The door to the bus creaked closed. It was supposed to hiss closed, but the bus sounded as tired as we were. We’d come a long way from Roswell, and we’d lost. Somehow, you’re twice as tired when you lose as when you win.
But Harv didn’t take us straight back to the motor lodge. He stopped at a Consolidated Crystal office first. “Be right back, boys,” he said. “Gotta send me a message.” And in he went, as sneaky as though he were playing a spy in a thriller.
He came out with a big old grin on his face, the kind of grin you get when you know something and other people don’t. “What’s going on, Harv?” Fidgety Frank asked him.
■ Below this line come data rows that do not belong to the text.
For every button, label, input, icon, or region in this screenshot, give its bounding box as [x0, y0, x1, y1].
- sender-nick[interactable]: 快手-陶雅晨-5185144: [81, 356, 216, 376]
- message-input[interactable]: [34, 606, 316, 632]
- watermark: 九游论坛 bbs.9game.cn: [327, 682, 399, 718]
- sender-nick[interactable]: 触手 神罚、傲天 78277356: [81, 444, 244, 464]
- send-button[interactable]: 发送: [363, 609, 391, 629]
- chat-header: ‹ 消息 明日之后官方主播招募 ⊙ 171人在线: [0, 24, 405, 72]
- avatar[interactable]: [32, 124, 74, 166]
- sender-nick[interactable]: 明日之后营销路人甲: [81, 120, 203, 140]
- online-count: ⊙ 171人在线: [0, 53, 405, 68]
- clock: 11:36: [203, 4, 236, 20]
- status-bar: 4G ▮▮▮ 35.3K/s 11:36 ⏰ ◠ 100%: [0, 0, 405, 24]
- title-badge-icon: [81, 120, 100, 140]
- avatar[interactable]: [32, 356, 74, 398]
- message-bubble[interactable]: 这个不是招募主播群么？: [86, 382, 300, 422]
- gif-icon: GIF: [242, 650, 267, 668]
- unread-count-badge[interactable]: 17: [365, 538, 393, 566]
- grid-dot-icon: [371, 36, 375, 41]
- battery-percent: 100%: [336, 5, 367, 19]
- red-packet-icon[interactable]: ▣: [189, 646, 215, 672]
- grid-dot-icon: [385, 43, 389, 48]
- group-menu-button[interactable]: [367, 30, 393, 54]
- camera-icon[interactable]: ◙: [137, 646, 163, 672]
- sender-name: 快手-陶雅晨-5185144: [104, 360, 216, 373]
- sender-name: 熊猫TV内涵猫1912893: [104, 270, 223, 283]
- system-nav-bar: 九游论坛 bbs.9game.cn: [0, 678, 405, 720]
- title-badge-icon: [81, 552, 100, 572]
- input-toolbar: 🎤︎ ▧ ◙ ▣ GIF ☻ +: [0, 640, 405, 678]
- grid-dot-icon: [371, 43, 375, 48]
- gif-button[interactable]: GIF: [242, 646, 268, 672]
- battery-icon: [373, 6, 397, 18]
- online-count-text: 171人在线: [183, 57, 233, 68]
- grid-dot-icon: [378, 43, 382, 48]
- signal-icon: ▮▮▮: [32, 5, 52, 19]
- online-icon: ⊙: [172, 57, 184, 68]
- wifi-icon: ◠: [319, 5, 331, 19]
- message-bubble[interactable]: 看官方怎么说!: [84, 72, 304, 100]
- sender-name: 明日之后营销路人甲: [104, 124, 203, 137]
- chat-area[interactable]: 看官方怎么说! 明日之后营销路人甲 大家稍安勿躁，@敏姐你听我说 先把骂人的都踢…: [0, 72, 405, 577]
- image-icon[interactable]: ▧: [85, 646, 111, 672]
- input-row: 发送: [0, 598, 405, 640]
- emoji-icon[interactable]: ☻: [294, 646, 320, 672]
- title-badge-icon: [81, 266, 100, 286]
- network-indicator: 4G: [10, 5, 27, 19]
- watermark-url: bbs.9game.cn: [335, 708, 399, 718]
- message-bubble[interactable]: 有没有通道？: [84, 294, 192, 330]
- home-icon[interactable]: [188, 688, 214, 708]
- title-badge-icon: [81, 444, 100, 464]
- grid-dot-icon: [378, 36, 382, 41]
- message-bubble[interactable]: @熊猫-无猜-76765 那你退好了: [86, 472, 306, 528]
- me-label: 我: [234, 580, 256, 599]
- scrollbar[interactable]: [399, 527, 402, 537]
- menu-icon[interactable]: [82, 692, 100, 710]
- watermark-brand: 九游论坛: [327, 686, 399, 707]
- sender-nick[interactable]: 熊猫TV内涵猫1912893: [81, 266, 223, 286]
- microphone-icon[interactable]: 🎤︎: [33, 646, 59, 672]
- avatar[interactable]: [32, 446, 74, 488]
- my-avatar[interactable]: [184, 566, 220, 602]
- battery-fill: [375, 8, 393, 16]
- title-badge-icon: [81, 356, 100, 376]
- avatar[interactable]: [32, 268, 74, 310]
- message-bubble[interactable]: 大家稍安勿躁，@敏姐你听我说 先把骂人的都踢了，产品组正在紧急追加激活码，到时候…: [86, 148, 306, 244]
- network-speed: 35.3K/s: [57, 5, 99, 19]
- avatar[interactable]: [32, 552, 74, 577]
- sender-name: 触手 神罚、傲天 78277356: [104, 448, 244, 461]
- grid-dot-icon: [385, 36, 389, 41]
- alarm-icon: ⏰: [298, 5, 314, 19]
“Not a thing, Frank, not a thing,” Harv answered, which was such obvious bushwa that we all hooted at him. Even Azariah hooted, and he’s as churchy as Harv.
But Harv didn’t say anything more. He kept that I-know-a-secret smile on his mug all the way back to the motor lodge. He kept it all the way through supper at a chop-suey house down the street. And he kept it when we walked back to the lodge from the chop-suey house.
It was getting dark by then. I looked up into the sky. All I saw were a bunch of stars coming out. No flying hubcaps. They must’ve been back in Roswell, doing whatever flying hubcaps do. Flying.
Most of the guys went into their cabins. I stayed out for a while. So did Eddie. So did Wes. So did Fidgety Frank. We talked baseball. We talked life on the road. We talked about everything under the sun except how come Harv needed to send a Consolidated Crystal message, and how come he looked as though he had canary feathers in his beard.
No, we didn’t say anything about any of that. No, not a word, not one single, solitary word. We just stood around killing time. We mostly kept our hands in our pockets like kids pretending to be tough guys. Wes and Fidgety Frank smoked a few cigarettes. Eddie and I didn’t use ’em. I never got the habit. When I was back in Enid, it cost too much money. Anything that cost any money at all cost too much in those days.
A shooting star sparked across the sky, there and gone before you could be sure you saw it. There are more of them after midnight, but you get some in the early nighttime, too. “Not a flying hubcap,” Eddie said. Was that also in my mind? Oh, just a little.
So we talked about flying hubcaps for a while. Since even the fellas who lived in Roswell didn’t know what they were, we didn’t find any answers. Sure came up with some interesting questions, though.